Najnowszy sondaż zawierał również pytania o to, co umowa EOG oznacza dla norweskiej gospodarki i dla kraju jako takiego. Niemal 70% pytanych stwierdziło, że umowa jest ważna lub nawet bardzo ważna dla gospodarki Norwegii. Większość przyznała również, że jest istotna dla kraju ogólnie.
Okazało się też, że przeciwnicy norweskiego członkostwa w UE różnią się w opiniach na temat EOG. Organizacja „Nie dla UE" (Nei til EU) chciałaby również wyjścia z EOG. Jednak sondaże wykazały, że 44% spośród przeciwników UE chciałoby zachowania umowy EOG, a tylko 37% chciałoby jej wymiany na umowę handlową.
8000 przepisów - 55 wyjątków
Aby zaradzić wspomnianemu wyżej deficytowi demokracji w stosunkach z UE, rząd Norwegii chce pracować na rzecz lepszej promocji norweskich interesów w Brukseli, mimo konkluzji komisji, że nie ma w tej chwili po temu realnych możliwości.Znaczna część czasu i energii rządu poświęcana jest na walkę o zgodę na wyjątki od przepisów UE, kolidujących z norweskimi interesami. W ostatnich latach norwescy ministrowie pielgrzymowali do Brukseli, by uzyskać wyjątki w szeregu kontrowersyjnych spraw, takich jak m.in. dyrektywa o wkładach bankowych (która oznaczała, że Norwegia musi zmniejszyć do połowy gwarancję bezpieczeństwa wkładów bankowych), czy kwestia reklamy alkoholu w telewizji.

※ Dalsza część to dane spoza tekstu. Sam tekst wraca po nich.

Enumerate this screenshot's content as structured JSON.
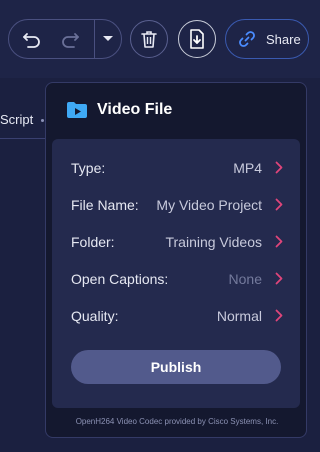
{
  "toolbar": {
    "share_label": "Share",
    "icons": {
      "undo": "undo-icon",
      "redo": "redo-icon",
      "dropdown": "chevron-down-icon",
      "delete": "trash-icon",
      "download": "download-icon",
      "share": "link-icon"
    }
  },
  "sidebar": {
    "script_tab_label": "Script"
  },
  "panel": {
    "title": "Video File",
    "title_icon": "folder-play-icon",
    "rows": [
      {
        "label": "Type:",
        "value": "MP4",
        "muted": false
      },
      {
        "label": "File Name:",
        "value": "My Video Project",
        "muted": false
      },
      {
        "label": "Folder:",
        "value": "Training Videos",
        "muted": false
      },
      {
        "label": "Open Captions:",
        "value": "None",
        "muted": true
      },
      {
        "label": "Quality:",
        "value": "Normal",
        "muted": false
      }
    ],
    "publish_label": "Publish",
    "footer_note": "OpenH264 Video Codec provided by Cisco Systems, Inc."
  },
  "colors": {
    "accent_chevron": "#e0457a",
    "folder_icon": "#3fa9f5",
    "share_icon": "#4a8cff",
    "publish_bg": "#525a8c"
  }
}
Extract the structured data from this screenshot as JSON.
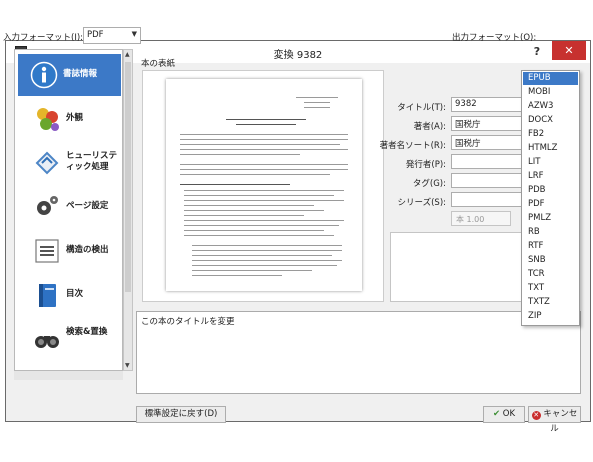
{
  "window": {
    "title": "変換 9382",
    "help_label": "?",
    "close_label": "✕"
  },
  "input_format": {
    "label": "入力フォーマット(I):",
    "value": "PDF"
  },
  "output_format": {
    "label": "出力フォーマット(O):",
    "options": [
      "EPUB",
      "MOBI",
      "AZW3",
      "DOCX",
      "FB2",
      "HTMLZ",
      "LIT",
      "LRF",
      "PDB",
      "PDF",
      "PMLZ",
      "RB",
      "RTF",
      "SNB",
      "TCR",
      "TXT",
      "TXTZ",
      "ZIP"
    ],
    "selected": "EPUB"
  },
  "sidebar": {
    "items": [
      {
        "label": "書誌情報",
        "icon": "info-icon",
        "selected": true
      },
      {
        "label": "外観",
        "icon": "appearance-icon",
        "selected": false
      },
      {
        "label": "ヒューリスティック処理",
        "icon": "heuristics-icon",
        "selected": false
      },
      {
        "label": "ページ設定",
        "icon": "page-setup-icon",
        "selected": false
      },
      {
        "label": "構造の検出",
        "icon": "structure-icon",
        "selected": false
      },
      {
        "label": "目次",
        "icon": "toc-icon",
        "selected": false
      },
      {
        "label": "検索&置換",
        "icon": "search-replace-icon",
        "selected": false
      }
    ]
  },
  "cover": {
    "label": "本の表紙"
  },
  "metadata": {
    "title_label": "タイトル(T):",
    "title_value": "9382",
    "author_label": "著者(A):",
    "author_value": "国税庁",
    "author_sort_label": "著者名ソート(R):",
    "author_sort_value": "国税庁",
    "publisher_label": "発行者(P):",
    "publisher_value": "",
    "tags_label": "タグ(G):",
    "tags_value": "",
    "series_label": "シリーズ(S):",
    "series_value": "",
    "series_number": "本 1.00"
  },
  "help_text": "この本のタイトルを変更",
  "buttons": {
    "reset": "標準設定に戻す(D)",
    "ok": "OK",
    "cancel": "キャンセル"
  },
  "colors": {
    "accent": "#3c79c7",
    "close": "#c7312f"
  }
}
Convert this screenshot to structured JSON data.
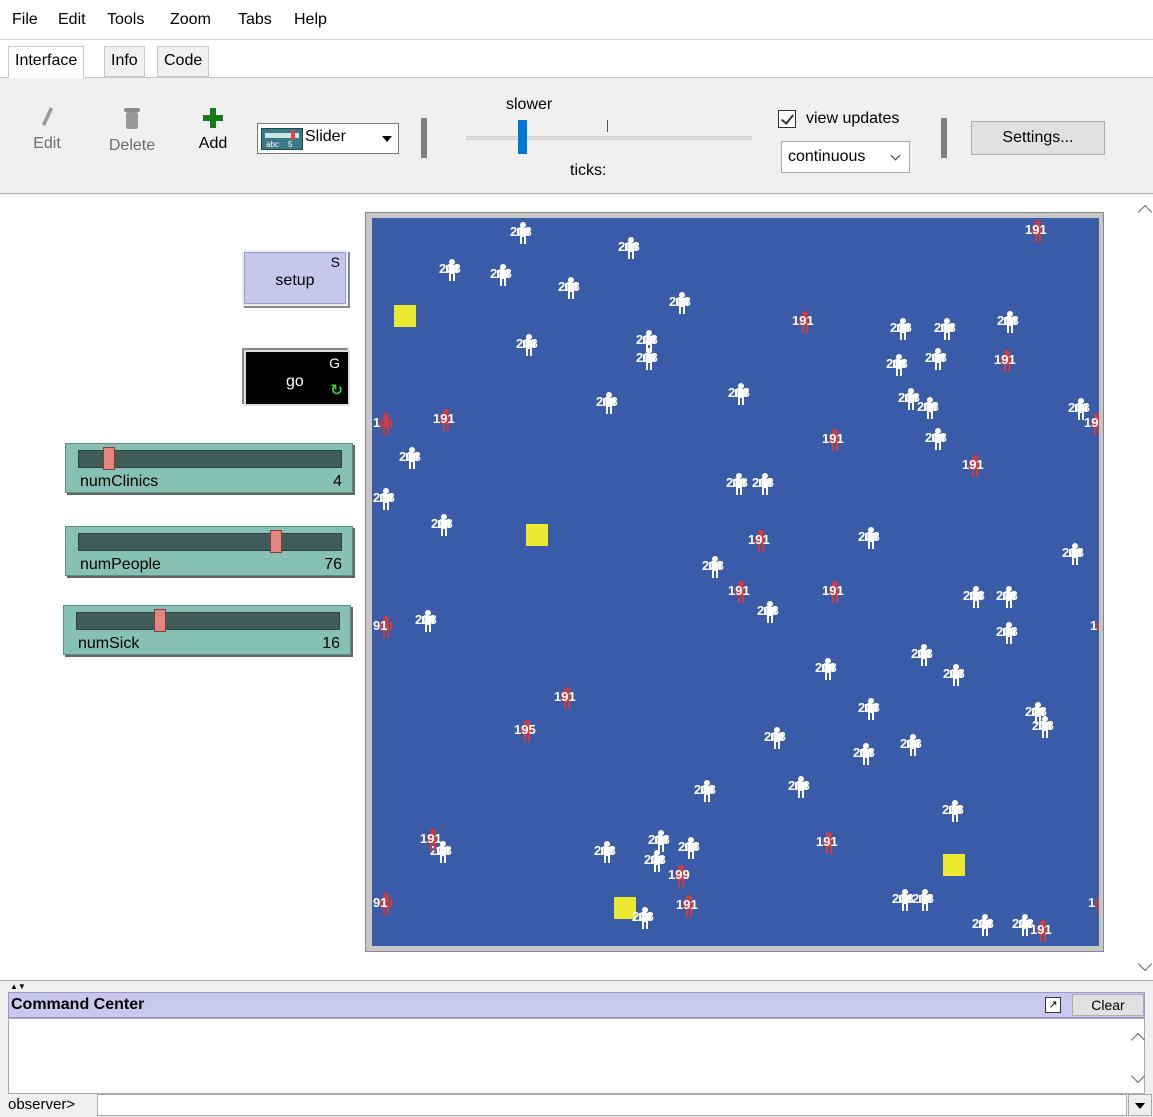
{
  "menu": [
    "File",
    "Edit",
    "Tools",
    "Zoom",
    "Tabs",
    "Help"
  ],
  "tabs": [
    "Interface",
    "Info",
    "Code"
  ],
  "toolbar": {
    "edit_label": "Edit",
    "delete_label": "Delete",
    "add_label": "Add",
    "widget_type": "Slider",
    "widget_icon_left": "abc",
    "widget_icon_right": "5",
    "speed_label": "slower",
    "ticks_label": "ticks:",
    "view_updates_label": "view updates",
    "view_updates_checked": true,
    "update_mode": "continuous",
    "settings_label": "Settings..."
  },
  "buttons": {
    "setup": {
      "label": "setup",
      "key": "S"
    },
    "go": {
      "label": "go",
      "key": "G",
      "forever": true
    }
  },
  "sliders": [
    {
      "name": "numClinics",
      "value": "4",
      "fraction": 0.1
    },
    {
      "name": "numPeople",
      "value": "76",
      "fraction": 0.76
    },
    {
      "name": "numSick",
      "value": "16",
      "fraction": 0.31
    }
  ],
  "world": {
    "background": "#3a5ba8",
    "clinic_color": "#ecea30",
    "healthy_color": "#ffffff",
    "sick_color": "#d23b3b"
  },
  "command_center": {
    "title": "Command Center",
    "clear_label": "Clear",
    "prompt": "observer>"
  }
}
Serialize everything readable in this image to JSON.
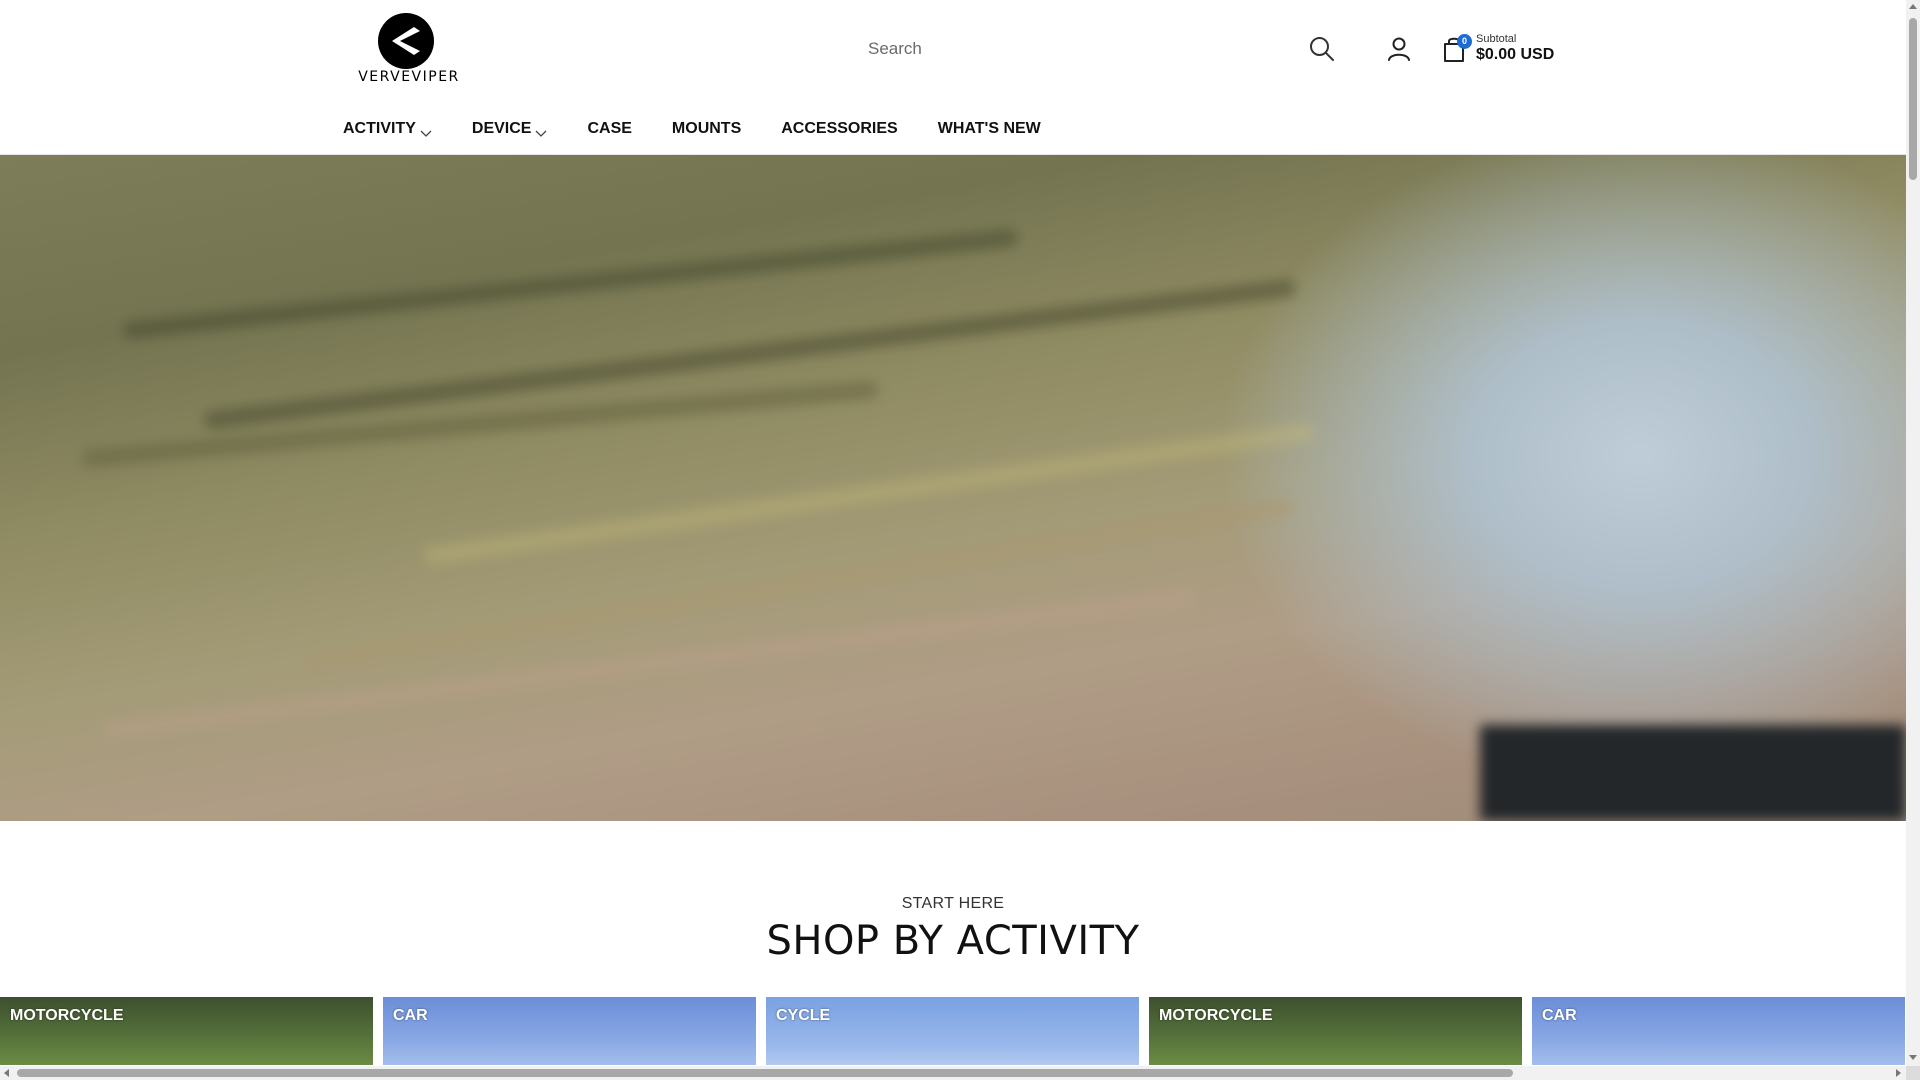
{
  "brand": {
    "logo_text": "VERVEVIPER"
  },
  "search": {
    "placeholder": "Search"
  },
  "cart": {
    "count": "0",
    "subtotal_label": "Subtotal",
    "subtotal_value": "$0.00 USD"
  },
  "nav": {
    "items": [
      {
        "label": "ACTIVITY",
        "has_dropdown": true
      },
      {
        "label": "DEVICE",
        "has_dropdown": true
      },
      {
        "label": "CASE",
        "has_dropdown": false
      },
      {
        "label": "MOUNTS",
        "has_dropdown": false
      },
      {
        "label": "ACCESSORIES",
        "has_dropdown": false
      },
      {
        "label": "WHAT'S NEW",
        "has_dropdown": false
      }
    ]
  },
  "shop": {
    "eyebrow": "START HERE",
    "title": "SHOP BY ACTIVITY",
    "cards": [
      {
        "label": "MOTORCYCLE"
      },
      {
        "label": "CAR"
      },
      {
        "label": "CYCLE"
      },
      {
        "label": "MOTORCYCLE"
      },
      {
        "label": "CAR"
      }
    ]
  },
  "icons": {
    "search": "search-icon",
    "account": "user-icon",
    "cart": "shopping-bag-icon",
    "dropdown": "chevron-down-icon"
  },
  "colors": {
    "accent": "#1e6bd6",
    "text": "#111111"
  }
}
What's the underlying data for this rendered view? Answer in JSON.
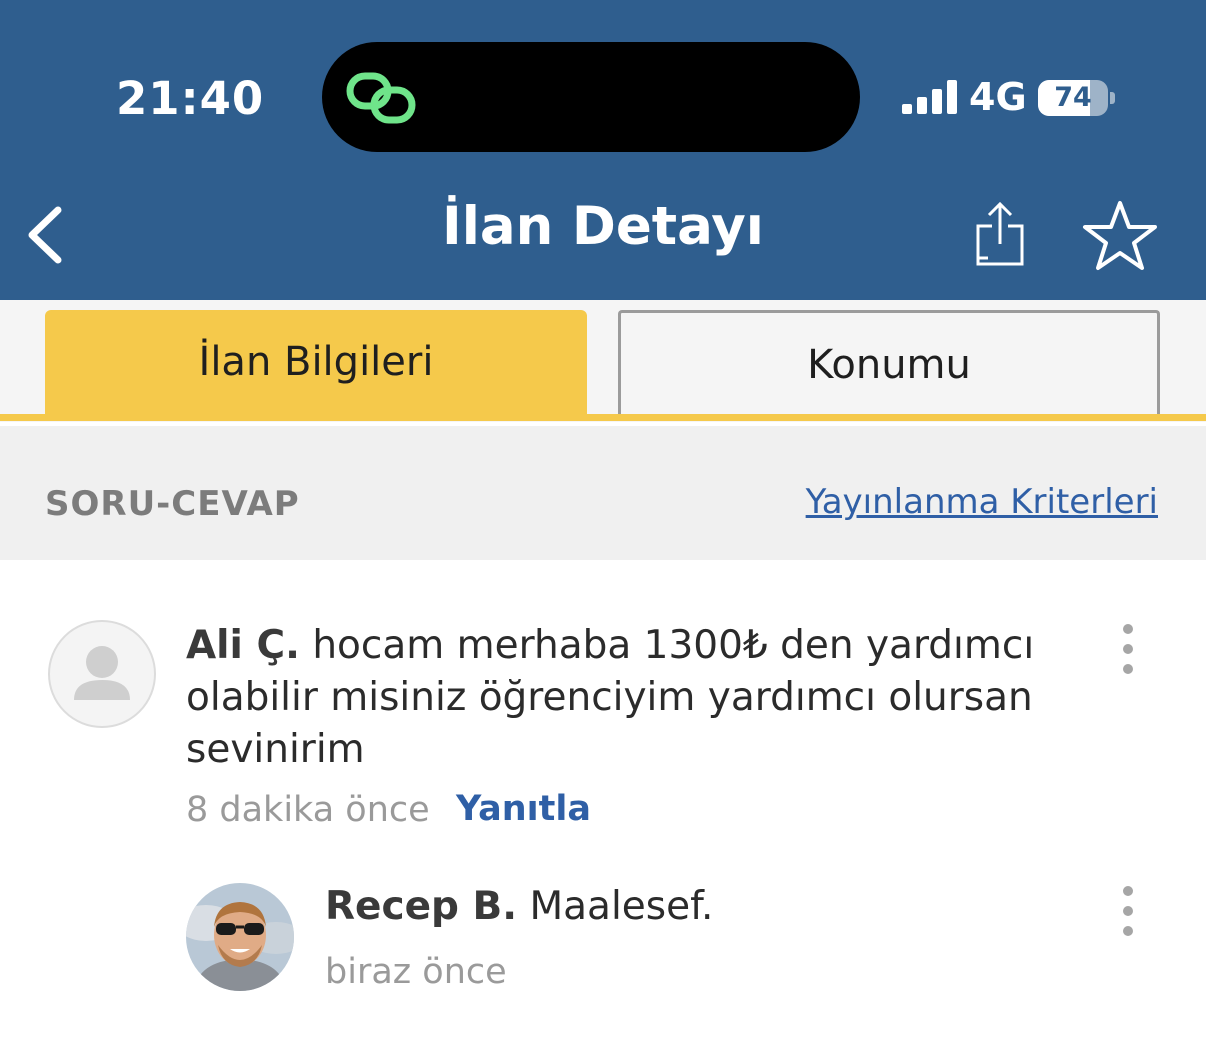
{
  "status_bar": {
    "time": "21:40",
    "network": "4G",
    "battery": "74",
    "battery_level": 0.74
  },
  "nav": {
    "title": "İlan Detayı"
  },
  "tabs": [
    {
      "label": "İlan Bilgileri",
      "active": true
    },
    {
      "label": "Konumu",
      "active": false
    }
  ],
  "section": {
    "title": "SORU-CEVAP",
    "link": "Yayınlanma Kriterleri"
  },
  "question": {
    "author": "Ali Ç.",
    "text": " hocam merhaba 1300₺ den yardımcı olabilir misiniz öğrenciyim yardımcı olursan sevinirim",
    "time": "8 dakika önce",
    "reply_label": "Yanıtla"
  },
  "answer": {
    "author": "Recep B.",
    "text": " Maalesef.",
    "time": "biraz önce"
  },
  "colors": {
    "header": "#2f5e8e",
    "accent": "#f5c94b",
    "link": "#2f5fa6"
  },
  "icons": [
    "back-chevron-icon",
    "share-icon",
    "star-icon",
    "more-vertical-icon",
    "user-placeholder-icon"
  ]
}
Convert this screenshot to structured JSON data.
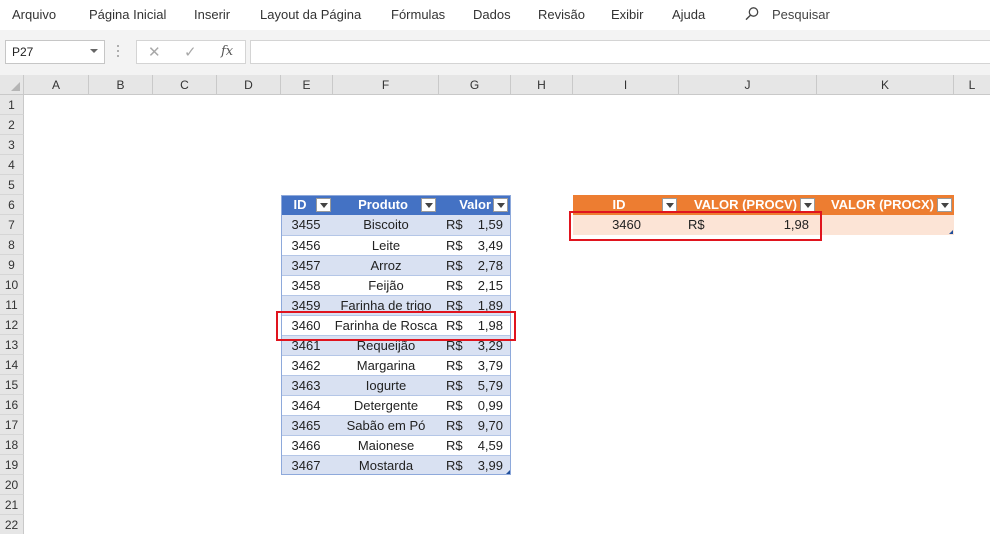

Z raportu ekspertów z Lichtensteinu, opracowanego na zamówienie komisji, wynika, że uzyskanie takich wyjątków jest niemal niemożliwe. Od zawarcia umowy EOG w 1992, do dziś, Norwegia zdołała uzyskać jedynie 55 wyjątków (na ponad 8000 przyjętych ustaw i przepisów unijnych).
Najwięcej korzystnych koncesji uzyskała Norwegia na etapie negocjowania umowy EOG. Od tamtej pory - według badaczy z Lichtensteinu - można mówić raczej o szczegółach technicznych, sposobach dopasowania się do nowych przepisów, a nie o realnych wyjątkach.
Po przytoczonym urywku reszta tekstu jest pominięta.